Yesterday I brought Ryan back to Harbor Island. "Sprinkler!" he demanded. I grabbed the towel I happened to have stashed in the car and we headed for the sprinkler park on the beach. I hadn't brought swimsuits, but I figured Hey, how wet do we ever get at the sprinklers?
First, we found some rocks and threw them into the ocean. I asked Ryan if he wanted to take off his sneakers and socks. "Take off your shoes," he agreed. Shock #1.
He asked me to carry him so his feet wouldn't have to touch the sand. I picked him up and waded out into the water. I made a game of dipping his feet in the water; he enjoyed it. Shock #2.
Through a series of baby steps, Ryan wound up playing independently in the ocean. Barefoot. Naked, except for a pull-up (and later underwear when I thought better of it). Collecting slimy sheets of seaweed and piling them on a buoy. Pushing me out of the water, then grabbing handfuls of wet sand and burying my feet with them. Running up and down the beach barefoot. Having a fantastic time, like a regular kid. Shocks #3 - 50.

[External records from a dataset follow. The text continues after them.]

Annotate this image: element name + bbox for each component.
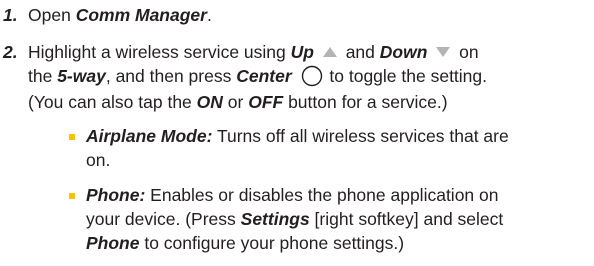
bullet-text: [right softkey] and select [309,208,504,229]
bullet-line: your device. (Press Settings [right soft… [86,207,594,231]
step-line: Highlight a wireless service using Up an… [28,40,594,64]
step-2: 2. Highlight a wireless service using Up… [0,40,594,255]
bullet-text: Turns off all wireless services that are [212,125,509,146]
down-triangle-icon [436,46,451,57]
step-number: 1. [3,5,18,25]
step-text: , and then press [105,66,237,86]
bullet-text: on. [86,149,111,170]
bullet-marker [69,133,75,140]
instruction-document: 1. Open Comm Manager. 2. Highlight a wir… [0,0,594,266]
bullet-text: your device. (Press [86,208,241,229]
step-text: (You can also tap the [28,91,197,112]
step-text: button for a service.) [283,91,448,112]
step-text: Open [28,5,76,25]
step-text: . [206,5,212,25]
step-text: Highlight a wireless service using [28,42,291,62]
step-text: on [454,42,479,62]
step-number: 2. [3,42,18,62]
bullet-line: Phone to configure your phone settings.) [86,231,594,255]
bullet-line: on. [86,148,594,172]
bullet-marker [69,192,75,199]
on-button-term: ON [196,91,223,112]
center-key-term: Center [236,66,292,86]
phone-app-term: Phone [86,232,140,253]
bullet-text: to configure your phone settings.) [139,232,405,253]
off-button-term: OFF [248,91,284,112]
step-line: (You can also tap the ON or OFF button f… [28,90,594,114]
bullet-airplane-mode: Airplane Mode: Turns off all wireless se… [69,124,594,172]
up-key-term: Up [290,42,314,62]
phone-term: Phone: [86,184,146,205]
bullet-line: Airplane Mode: Turns off all wireless se… [86,124,594,148]
up-triangle-icon [322,46,337,57]
five-way-term: 5-way [57,66,106,86]
bullet-phone: Phone: Enables or disables the phone app… [69,183,594,255]
step-text: and [340,42,380,62]
step-text: or [222,91,249,112]
step-text: the [28,66,58,86]
settings-term: Settings [240,208,310,229]
center-circle-icon [301,65,322,87]
bullet-line: Phone: Enables or disables the phone app… [86,183,594,207]
step-1: 1. Open Comm Manager. [0,3,594,27]
comm-manager-term: Comm Manager [75,5,207,25]
bullet-text: Enables or disables the phone applicatio… [145,184,499,205]
step-line: the 5-way, and then press Center to togg… [28,64,594,90]
bullet-list: Airplane Mode: Turns off all wireless se… [28,124,594,255]
down-key-term: Down [379,42,428,62]
airplane-mode-term: Airplane Mode: [86,125,213,146]
step-text: to toggle the setting. [324,66,488,86]
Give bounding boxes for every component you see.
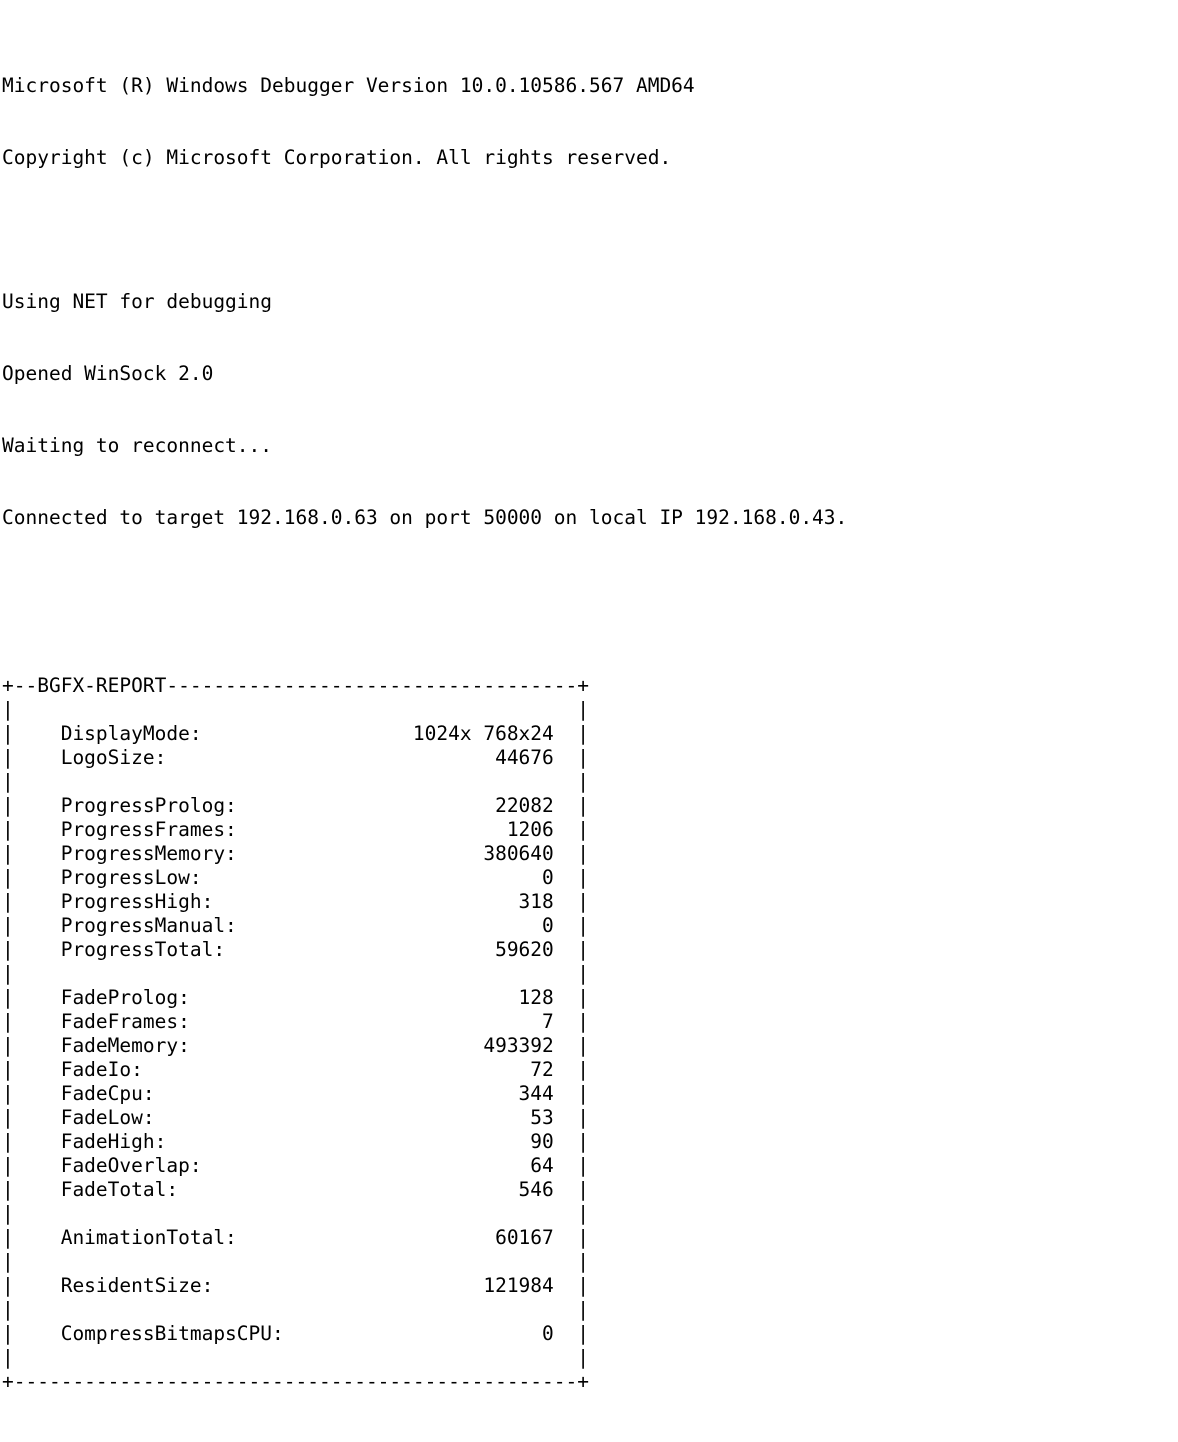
log-line-opened-winsock: Opened WinSock 2.0 [2,362,214,385]
spacer-line [2,578,1178,602]
report-row-fade: | FadeTotal: 546 | [2,1178,589,1201]
report-row-fade: | FadeFrames: 7 | [2,1010,589,1033]
report-blank-row: | | [2,698,589,721]
report-row-progress: | ProgressTotal: 59620 | [2,938,589,961]
report-row-progress: | ProgressMemory: 380640 | [2,842,589,865]
report-blank-row: | | [2,1202,589,1225]
report-blank-row: | | [2,962,589,985]
log-line-connected-target: Connected to target 192.168.0.63 on port… [2,506,848,529]
report-top-border: +--BGFX-REPORT--------------------------… [2,674,589,697]
spacer-line [2,218,1178,242]
report-row-progress: | ProgressManual: 0 | [2,914,589,937]
report-row-fade: | FadeCpu: 344 | [2,1082,589,1105]
report-blank-row: | | [2,1250,589,1273]
report-row-compress: | CompressBitmapsCPU: 0 | [2,1322,589,1345]
banner-line-2: Copyright (c) Microsoft Corporation. All… [2,146,672,169]
report-row-resident: | ResidentSize: 121984 | [2,1274,589,1297]
report-row-progress: | ProgressHigh: 318 | [2,890,589,913]
banner-line-1: Microsoft (R) Windows Debugger Version 1… [2,74,695,97]
report-row-fade: | FadeMemory: 493392 | [2,1034,589,1057]
report-bottom-border: +---------------------------------------… [2,1370,589,1393]
report-row-progress: | ProgressLow: 0 | [2,866,589,889]
report-blank-row: | | [2,1346,589,1369]
log-line-using-net: Using NET for debugging [2,290,273,313]
debugger-console-output[interactable]: Microsoft (R) Windows Debugger Version 1… [0,0,1178,1442]
report-row-progress: | ProgressFrames: 1206 | [2,818,589,841]
report-row-fade: | FadeLow: 53 | [2,1106,589,1129]
report-row-display: | DisplayMode: 1024x 768x24 | [2,722,589,745]
report-blank-row: | | [2,770,589,793]
report-row-fade: | FadeHigh: 90 | [2,1130,589,1153]
report-row-fade: | FadeProlog: 128 | [2,986,589,1009]
report-row-fade: | FadeIo: 72 | [2,1058,589,1081]
report-row-animation: | AnimationTotal: 60167 | [2,1226,589,1249]
bgfx-report-box: +--BGFX-REPORT--------------------------… [2,674,1178,1394]
report-row-progress: | ProgressProlog: 22082 | [2,794,589,817]
report-blank-row: | | [2,1298,589,1321]
report-row-display: | LogoSize: 44676 | [2,746,589,769]
log-line-waiting-reconnect: Waiting to reconnect... [2,434,273,457]
report-row-fade: | FadeOverlap: 64 | [2,1154,589,1177]
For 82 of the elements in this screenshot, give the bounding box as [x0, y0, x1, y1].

A bratty 4-year-old girl tried to burst my bubble. She saw me holding a pull-up-clad Ryan out of the water, and she asked me, "Is he a baby?" No, he's not. "Then why is he wearing a diaper?" I never know how much I should bother engaging the brat in these encounters; I opted for minimally.
When Ryan ran barefoot all the way back to our towel, and then wandered over to the sprinkler park, I couldn't contain my pride. And I was alone - no camera, no phone, no one to brag to. So I babbled for a moment at the nearest grandmother; she graciously made like she understood why I was so excited.
Today, to reinforce the "yay, this is fun" thing, Stu and I brought Ryan to Harbor Island again, this time slightly better prepared. Again, he truly enjoyed splashing in the water, walking on the sand, picking up seaweed. He even walked barefoot on some very rough concrete that I found uncomfortable to stand on. We watched a kite flying. He chased seagulls. I showed him dead crabs, which he grabbed from me and threw into the sea. I wrote his name in the sand and he "erased" the letters with his hand.
It was a perfect beach day, one that I didn't think we would ever be lucky enough to enjoy.